Também ontem, numa mensagem aos trabalhadores do BCP, a que o JN/Dinheiro Vivo teve acesso, Maya mencionou "os injustos e irrazoáveis contributos que alimentam o mecanismo de capitalização contingente do Novo Banco". Em causa estão a "contribuição especial sobre a banca e os pagamentos para o Fundo de Resolução Nacional, cujas contribuições por parte do BCP se aproximam dos 50 milhões de euros por ano e, em valor acumulado, já superaram os 400 milhões". O BCP informou os sindicatos que vai avançar o despedimento de cerca de mil trabalhadores, através de reformas e rescisões por mútuo acordo.

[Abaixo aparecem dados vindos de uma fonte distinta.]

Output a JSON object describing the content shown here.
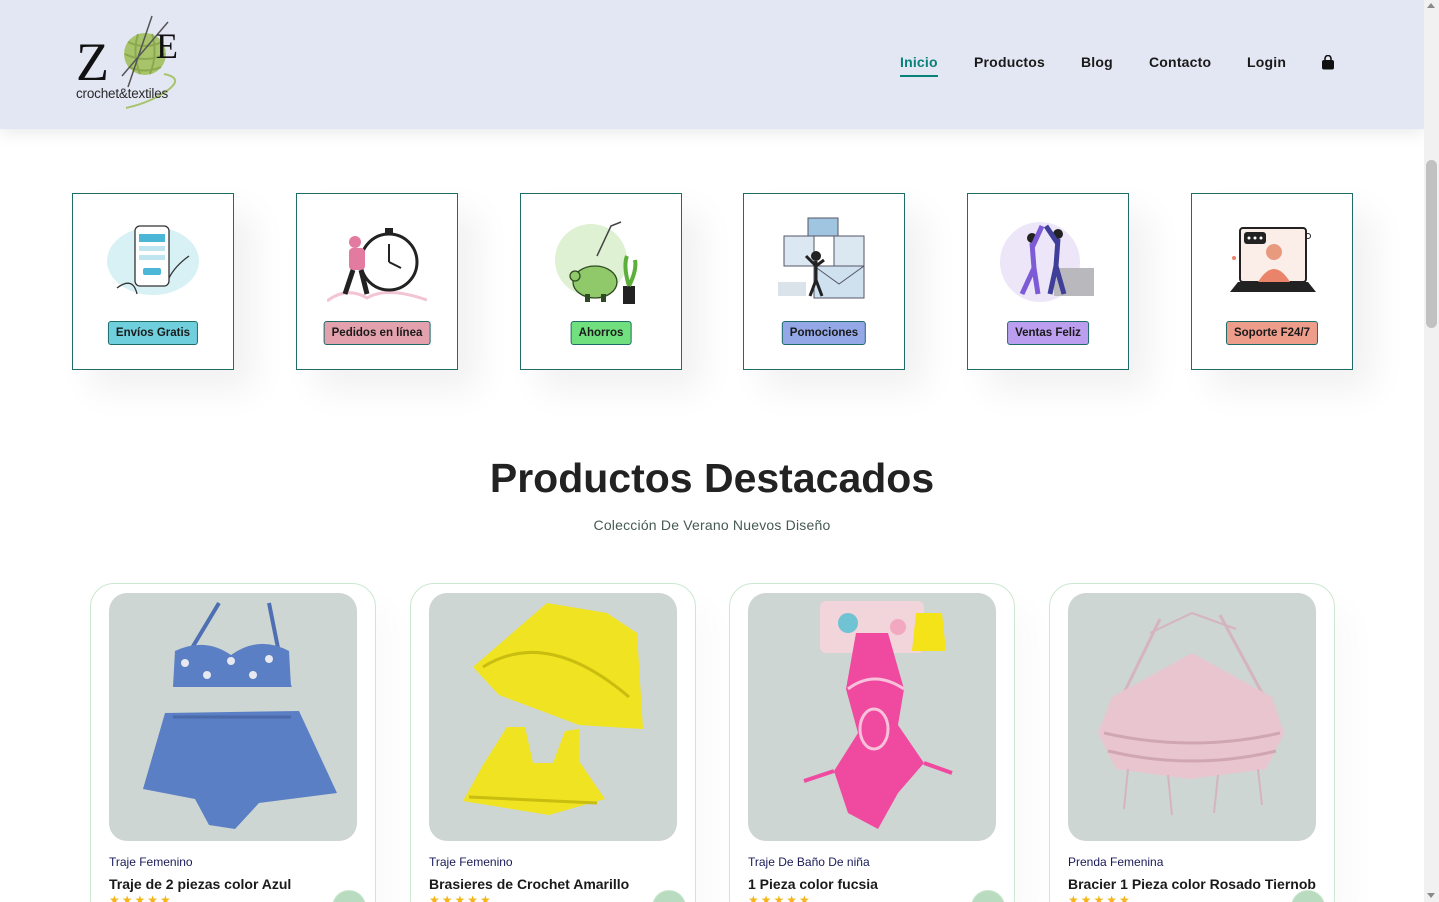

A Comissão que investiga o Novo Banco também ouviu Rafael Mora, antigo sócio de Nuno Vasconcellos na Ongoing. Mora surpreendeu os deputados ao afirmar que considerou que "tecnicamente" não é devedor do Novo Banco. Salientou que, do ponto de vista financeiro, seguia ordens das chefias. "Tecnicamente não sou devedor porque as empresas nas quais eu trabalhei e geri efetivamente contraíram dívidas com o Novo Banco", afirmou. "Quando eu saí, não estavam ainda em incumprimento", respondeu, acrescentando que não é acionista nem gestor de nenhuma das empresas".

Sobre o montante da dívida de 600 milhões de euros, Mora afirmou ser difícil recuperar-se o total do valor, mas apontou que se "as empresas tecnológicas e de média" tivessem sido bem geridas e reestruturadas, talvez se pudesse ter chegado aos 400 milhões de euros.